On Feb 11, 2008 9:42 AM, David K. Gasaway <[EMAIL PROTECTED]> wrote:
> On 7 Feb 2008 at 0:44, Bogdan Butnaru wrote:
> > It's civil up to here:
> Come on, now.  This whole thread has been pretty civil. :)
Now that I think about it, ten people arguing and no trolling at all,
I'd say it wasn't bad at all :)

> [...] any rules we define won't necessarily be correct when viewed
> outside the narrow context of track listings on MusicBrainz.org or
> tags in audio files.

> > 5 - David claims en-dashes don't have any semantics, and here:
> I meant that one dash symbol could be used without losing semantic
> meaning.  In other words, to use dash rather than an em-dash to
> represent an interval does not destroy the semantic meaning behind the
> interval. [ed.note: should be 'hyphen' and 'en-dash'.]
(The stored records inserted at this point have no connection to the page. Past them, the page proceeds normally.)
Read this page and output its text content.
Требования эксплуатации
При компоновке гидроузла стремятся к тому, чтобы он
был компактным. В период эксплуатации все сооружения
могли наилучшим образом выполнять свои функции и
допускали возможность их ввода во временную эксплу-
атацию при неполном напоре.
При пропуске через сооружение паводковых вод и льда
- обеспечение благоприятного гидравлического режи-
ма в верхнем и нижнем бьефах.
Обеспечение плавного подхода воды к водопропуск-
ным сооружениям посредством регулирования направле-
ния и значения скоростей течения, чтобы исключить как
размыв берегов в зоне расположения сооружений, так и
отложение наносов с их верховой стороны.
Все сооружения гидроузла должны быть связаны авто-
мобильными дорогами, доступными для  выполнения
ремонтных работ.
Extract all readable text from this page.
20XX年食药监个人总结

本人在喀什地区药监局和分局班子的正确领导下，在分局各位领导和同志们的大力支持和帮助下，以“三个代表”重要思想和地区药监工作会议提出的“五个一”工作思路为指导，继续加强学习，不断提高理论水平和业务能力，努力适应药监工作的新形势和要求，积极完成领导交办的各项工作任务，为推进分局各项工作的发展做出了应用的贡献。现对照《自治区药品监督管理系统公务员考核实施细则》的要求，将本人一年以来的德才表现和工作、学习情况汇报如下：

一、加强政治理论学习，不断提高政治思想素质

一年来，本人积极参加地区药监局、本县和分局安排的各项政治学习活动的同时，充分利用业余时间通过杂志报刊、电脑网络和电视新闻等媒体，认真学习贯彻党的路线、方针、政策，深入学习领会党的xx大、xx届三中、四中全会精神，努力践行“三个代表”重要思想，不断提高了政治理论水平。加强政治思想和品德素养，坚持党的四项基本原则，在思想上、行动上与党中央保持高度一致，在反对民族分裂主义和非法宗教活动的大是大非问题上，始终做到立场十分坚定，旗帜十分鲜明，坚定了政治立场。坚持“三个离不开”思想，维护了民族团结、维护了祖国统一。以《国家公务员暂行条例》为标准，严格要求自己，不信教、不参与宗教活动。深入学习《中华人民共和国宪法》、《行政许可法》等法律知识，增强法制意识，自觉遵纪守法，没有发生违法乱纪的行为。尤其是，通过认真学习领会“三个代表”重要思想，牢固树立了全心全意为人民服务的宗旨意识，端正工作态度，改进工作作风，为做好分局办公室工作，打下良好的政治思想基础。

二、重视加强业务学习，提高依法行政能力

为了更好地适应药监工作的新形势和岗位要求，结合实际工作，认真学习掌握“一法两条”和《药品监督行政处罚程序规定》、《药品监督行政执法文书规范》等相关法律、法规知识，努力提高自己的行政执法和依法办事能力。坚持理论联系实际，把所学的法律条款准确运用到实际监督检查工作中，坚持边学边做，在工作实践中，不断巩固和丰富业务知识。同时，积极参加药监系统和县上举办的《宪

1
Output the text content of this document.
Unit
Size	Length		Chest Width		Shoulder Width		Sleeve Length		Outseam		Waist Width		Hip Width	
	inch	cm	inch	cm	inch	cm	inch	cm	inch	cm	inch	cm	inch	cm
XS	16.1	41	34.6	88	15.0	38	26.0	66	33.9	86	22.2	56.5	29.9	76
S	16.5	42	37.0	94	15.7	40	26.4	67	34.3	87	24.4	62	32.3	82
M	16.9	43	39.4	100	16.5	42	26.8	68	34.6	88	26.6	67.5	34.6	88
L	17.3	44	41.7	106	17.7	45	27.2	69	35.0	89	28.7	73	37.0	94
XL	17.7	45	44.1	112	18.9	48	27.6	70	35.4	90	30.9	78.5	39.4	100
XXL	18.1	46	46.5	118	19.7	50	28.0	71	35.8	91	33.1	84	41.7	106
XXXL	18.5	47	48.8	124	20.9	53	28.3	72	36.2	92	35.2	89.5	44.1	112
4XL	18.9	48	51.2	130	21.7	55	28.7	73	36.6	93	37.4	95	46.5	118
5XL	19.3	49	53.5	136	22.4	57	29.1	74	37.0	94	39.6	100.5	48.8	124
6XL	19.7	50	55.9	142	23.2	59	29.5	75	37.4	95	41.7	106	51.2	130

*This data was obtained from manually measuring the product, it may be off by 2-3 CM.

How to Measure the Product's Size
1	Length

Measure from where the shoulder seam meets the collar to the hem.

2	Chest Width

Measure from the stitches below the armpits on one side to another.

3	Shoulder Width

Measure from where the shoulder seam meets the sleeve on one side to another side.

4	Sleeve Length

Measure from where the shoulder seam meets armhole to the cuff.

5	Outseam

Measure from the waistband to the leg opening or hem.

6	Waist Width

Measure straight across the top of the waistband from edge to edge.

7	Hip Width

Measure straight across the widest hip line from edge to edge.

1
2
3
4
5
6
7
> > * Alex and Lauri seem to argue that the "correct" (they don't seem to
> > disagree on that) punctuation marks are hard-to-impossible to use, and
> > are against requiring them. (It's not clear to me if they at least agree
> > to "allow" or "encourage" their use.)
> This is actually closer to how I feel on the issue.  I don't want to
> construct unnecessary barriers for editors or users.  I would prefer
> to, as Jeff so succinctly put it, "err on the side of inclusion".

I understand and (partly) agree all three arguments I left standing
above. But there's one thing that's bothering me: they can just as
well apply to all our other rules. (Though perhaps it should be stated
now and again that they're really guidelines. I tend to forget that.)

I'm not trying to be deliberately obtuse, but all of the guidelines
would not necessarily be correct outside of music tags (think
LiveTrackStyle, version info, and even our artist intent mantra). We
have the SubtitleStyle guideline, even though a colon is not
necessarily the only or best way of expressing that semantic. (And the
way we use it is not necessarily correct everywhere, e.g. in French).
And the capitalization and sort name rules are rather hard and not
really necessary, but we enforce them nevertheless. Even orthography
is not something everyone cares about (I probably fixed a few hundred
tracks in French and other diacritic-happy languages), but we
encourage it without hitting people over the head when they get it
wrong.

Admittedly, these are all disparate issues, but I find it hard to see
any reason why we should support correctness where we do now, but not
in these other cases. At least, not any reason other than the
status-quo, which is historically motivated but I don't think is still
relevant.

No-one (yet) argued we should impose a perfect standard twice the size
of what we have now and then out-vote anything that doesn't conform.
The proposal was just to define correctness in the (few and rather
uncommon) cases where the current rules are "just use ASCII", and
replace the rule with "Please do it the nice way if you can and care.
Use ASCII if you want to add something, but don't change it if someone
does it the nice way". I think that would scare anyone away.

As for using em dash to separate tempos (or whatever) in the CSG,
that's a completely different issue and IIRC nobody argued very
strongly for it. (It isn't even "standard punctuation", just it's a
domain-specific convention that seems to have some popularity.) It
would be nice, and I wouldn't even notice it among the other
complexities of CSG, but I can accept that maybe it could scare some
people away, even if we say "use -- (two hyphens)" and use some script
to change it. But it's completely different issue than that discussed
above.

-- Bogdan Butnaru — [EMAIL PROTECTED]
"I think I am a fallen star, I should wish on myself." – O.